Travelers can reserve an Insidr phone online and pick it up at Paris Orly Airport or Charles de Gaulle Airport, or have it mailed to them anywhere in the city. The company was founded by Ben and Nina Forlani, a brother and sister team and Parisian natives. “We didn’t want tourists to Paris to feel like they weren’t getting an authentic perspective of the city because they didn’t know French,” Mr. Forlani said. Rental prices start at five euros a day, and Insidr concierges speak English, Chinese, Japanese, Korean, Thai, Spanish, Russian and Portuguese.

A Local Fixer, in Your Pocket

The City Helpline, a mobile app for Apple iPhones and devices running Google’s Android operating system, gives travelers access to a concierge, either via live messaging or by phone, who can help them with a variety of requests. The concierge, for example, can help them find the right bus and bus stop that will take them to the Louvre, recommend a guide who can give them a street art tour, connect them with a an English speaking babysitter and even share a list of restaurants that serve dishes suited to their gluten-free diet. Plus, they can also assist in emergencies such as if a traveler gets sick and needs to see a doctor.

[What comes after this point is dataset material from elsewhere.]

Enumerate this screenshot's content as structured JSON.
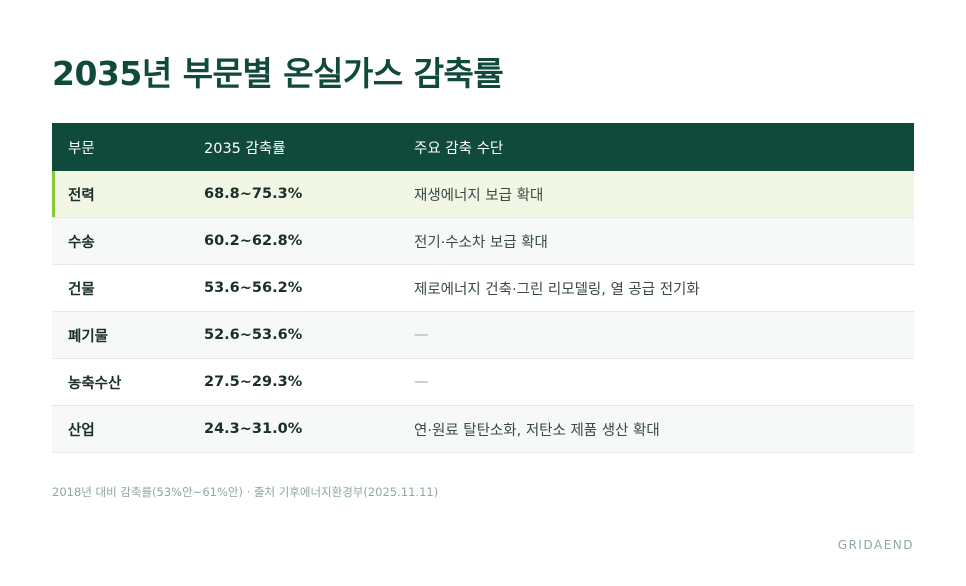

Right now, the concierge service is available Monday through Saturday from 10 a.m. to 7 p.m. local time, but the company has plans to have 24-hour service before the end of the year. A subscription to use the app costs five euros a day. Concierges speak English, Mandarin, Spanish, Portuguese and Italian.

A Translator at the Theater

Theatre in Paris translates French theater performances into English in 10 playhouses in Paris, including Theatre Mogador, currently showing French productions of “The Adventures of Tom Sawyer” and the musical “Grease,” and Theatre de Ranelagh, currently showing the play “Ruy Blas” by Victor Hugo, “Cyrano de Bergerac” and more. The company placed a projection screen above the stages in these theaters that displays an English translation of the words being spoken on the stage.

Those who buy a ticket through Theatre in Paris are assigned seats that will give them the best vantage point of both the stage and the screen; they’re also met at the theater by a company employee who gives them a program in English. Tickets start at about 25 euros. Carl de Poncins, the app’s founder, said that he came up with the idea for the projection screens because he had an Australian roommate who loved theater but knew little French. “He never used to go to performances because he couldn’t understand what was going on,” he said. “Why should language get in the way of seeing the incredible theater Paris has?”